Third, the Pungo River Formation represents a period when *Otodus megalodon* was at peak size and population. Fossilizable material was being deposited at high rates into a phosphate-rich anoxic substrate — ideal taphonomic conditions. The combination of high depositional rate, excellent chemical preservation, and active mechanical exposure is unique in the publicly accessible fossil record.
Practical Guide: How to Hunt Aurora Successfully
The museum is open Tuesday through Saturday; check current hours at the Aurora Fossil Museum website before driving, as seasonal closures occur. Bring water — Aurora is inland, summers are hot, and the spoil pile offers no shade. Wear closed shoes; the spoil is crushed shell, matrix, and rock fragments that will shred sandals.

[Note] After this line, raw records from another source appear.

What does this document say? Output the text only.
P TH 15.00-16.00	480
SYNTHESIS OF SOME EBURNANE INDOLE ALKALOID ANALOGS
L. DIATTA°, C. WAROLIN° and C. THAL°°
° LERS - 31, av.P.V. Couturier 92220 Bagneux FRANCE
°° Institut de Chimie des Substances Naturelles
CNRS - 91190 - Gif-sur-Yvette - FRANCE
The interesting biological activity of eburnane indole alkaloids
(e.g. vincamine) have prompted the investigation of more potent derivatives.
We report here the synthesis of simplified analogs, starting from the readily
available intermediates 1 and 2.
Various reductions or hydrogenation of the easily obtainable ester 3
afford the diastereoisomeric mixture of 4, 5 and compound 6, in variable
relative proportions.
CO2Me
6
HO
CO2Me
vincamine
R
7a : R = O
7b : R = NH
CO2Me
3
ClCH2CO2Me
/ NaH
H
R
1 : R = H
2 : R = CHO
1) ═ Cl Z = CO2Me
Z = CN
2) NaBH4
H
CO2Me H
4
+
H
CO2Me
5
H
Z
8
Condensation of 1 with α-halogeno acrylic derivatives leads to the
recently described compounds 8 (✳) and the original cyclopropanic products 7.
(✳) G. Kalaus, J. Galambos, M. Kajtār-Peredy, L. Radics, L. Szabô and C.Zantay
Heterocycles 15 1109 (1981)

The best hunting strategy at the spoil pile is to work slowly and get your eyes close to the surface. Megalodon teeth are black (sometimes dark grey or brown), glossy, and triangular. Their enamel catches light differently than rock or shell. The root is bilobed and cream or tan colored. Scan quadrants systematically rather than walking around casually — rushed visitors miss teeth that patient ones find.
Bring a small container for finds, a brush or old toothbrush for cleaning surface debris off suspect shapes, and a ruler or tape measure for any exceptional pieces. Document large finds with photos before moving them — context is useful if you later want to research the tooth. There is no size limit and no permit required on the public spoil pile; all finds are yours to keep.